Der Kläger begehrt 1. die Beklagte zu verpflichten, es zu unterlassen, das Zufahrtsrecht des Klägers hinsichtlich der Taxizone von der Leistung eines Infrastrukturbeitrags in Höhe von 1 EUR pro Fahrt abhängig zu machen und 2. die Feststellung, dass die in der Vereinbarung vom 27. April 2016 enthaltene Bestimmung, wonach die Beklagte die Zufahrt zur Taxizone nur unter der Bedingung gestattet, dass sie jederzeit widerrufen werden könne, unzulässig sei.
Das Erstgericht wies beide Begehren ab.
Das Berufungsgericht bestätigte die Abweisung des Unterlassungsbegehrens und gab dem Feststellungsbegehren statt. Es ließ die Revision zu, weil die behandelten Rechtsfragen im Zusammenhang mit der Gewährung der Zufahrt zu Flughäfen für Kraftfahrzeuge im Rahmen des Taxigewerbes auch unter dem Aspekt des Kontrahierungszwangs und des Gleichbehandlungsgrundsatzes im Bereich öffentlicher Unternehmen als Monopolisten bislang ebenso wenig behandelt worden seien wie die Fragen, ob und wie ein Infrastrukturbeitrag als angemessen oder unangemessen bekämpft werden könne, ferner ob der jederzeitige Widerruf der Zufahrtsberechtigung über die Taxispur zulässig sei, und ob auch ein Feststellungsbegehren eines nicht von einem Widerruf betroffenen Taxilenkers zulässig sei.
Rechtliche Beurteilung
Die Revisionen der Parteien sind entgegen diesem – den Obersten Gerichtshof nicht bindenden (§ 508a Abs 1 ZPO) – Ausspruch des Berufungsgerichts mangels Vorliegens der Voraussetzungen des § 502 Abs 1 ZPO nicht zulässig.
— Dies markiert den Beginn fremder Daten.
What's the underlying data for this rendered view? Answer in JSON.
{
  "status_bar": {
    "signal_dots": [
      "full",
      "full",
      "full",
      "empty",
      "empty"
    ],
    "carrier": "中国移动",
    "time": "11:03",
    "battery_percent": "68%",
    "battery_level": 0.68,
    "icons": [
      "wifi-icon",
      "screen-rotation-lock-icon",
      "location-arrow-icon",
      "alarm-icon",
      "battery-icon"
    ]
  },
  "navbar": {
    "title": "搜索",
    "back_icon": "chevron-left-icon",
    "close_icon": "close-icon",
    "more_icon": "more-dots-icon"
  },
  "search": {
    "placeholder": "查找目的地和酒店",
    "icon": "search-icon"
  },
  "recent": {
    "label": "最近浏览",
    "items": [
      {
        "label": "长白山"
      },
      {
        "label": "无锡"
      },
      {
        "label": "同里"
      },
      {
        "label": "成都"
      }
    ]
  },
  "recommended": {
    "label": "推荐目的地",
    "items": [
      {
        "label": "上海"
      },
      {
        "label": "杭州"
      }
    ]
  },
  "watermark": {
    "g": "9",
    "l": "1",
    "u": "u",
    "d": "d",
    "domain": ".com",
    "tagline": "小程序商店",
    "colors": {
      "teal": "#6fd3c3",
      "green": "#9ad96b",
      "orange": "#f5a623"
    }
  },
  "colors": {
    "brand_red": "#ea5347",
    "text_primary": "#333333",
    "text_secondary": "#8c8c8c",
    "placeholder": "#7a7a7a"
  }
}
1. Der Oberste Gerichtshof hat sich jüngst (20. 2. 2018, 4 Ob 13/18t) mit der Zulässigkeit einer (auch hier zwischen den Streitteilen vereinbarten) jederzeitigen Widerrufbarkeit des Zufahrtsrechts zu der betroffenen Taxizone befasst. Er kam zum Ergebnis, dass die Unterbestandgeberin ihre Monopolstellung an die Beklagte (Unterbestandnehmerin) übertragen habe, diese dem Kontrahierungszwang Rechnung tragen müsse und die Zufahrtsberechtigung der Taxilenker deshalb nur bei Vorliegen eines sachlichen Grundes widerrufen dürfe. Diese, dem Zulassungsausspruch zugrunde gelegte Rechtsfrage ist damit bereits im Sinn der Entscheidung des Berufungsgerichts beantwortet worden.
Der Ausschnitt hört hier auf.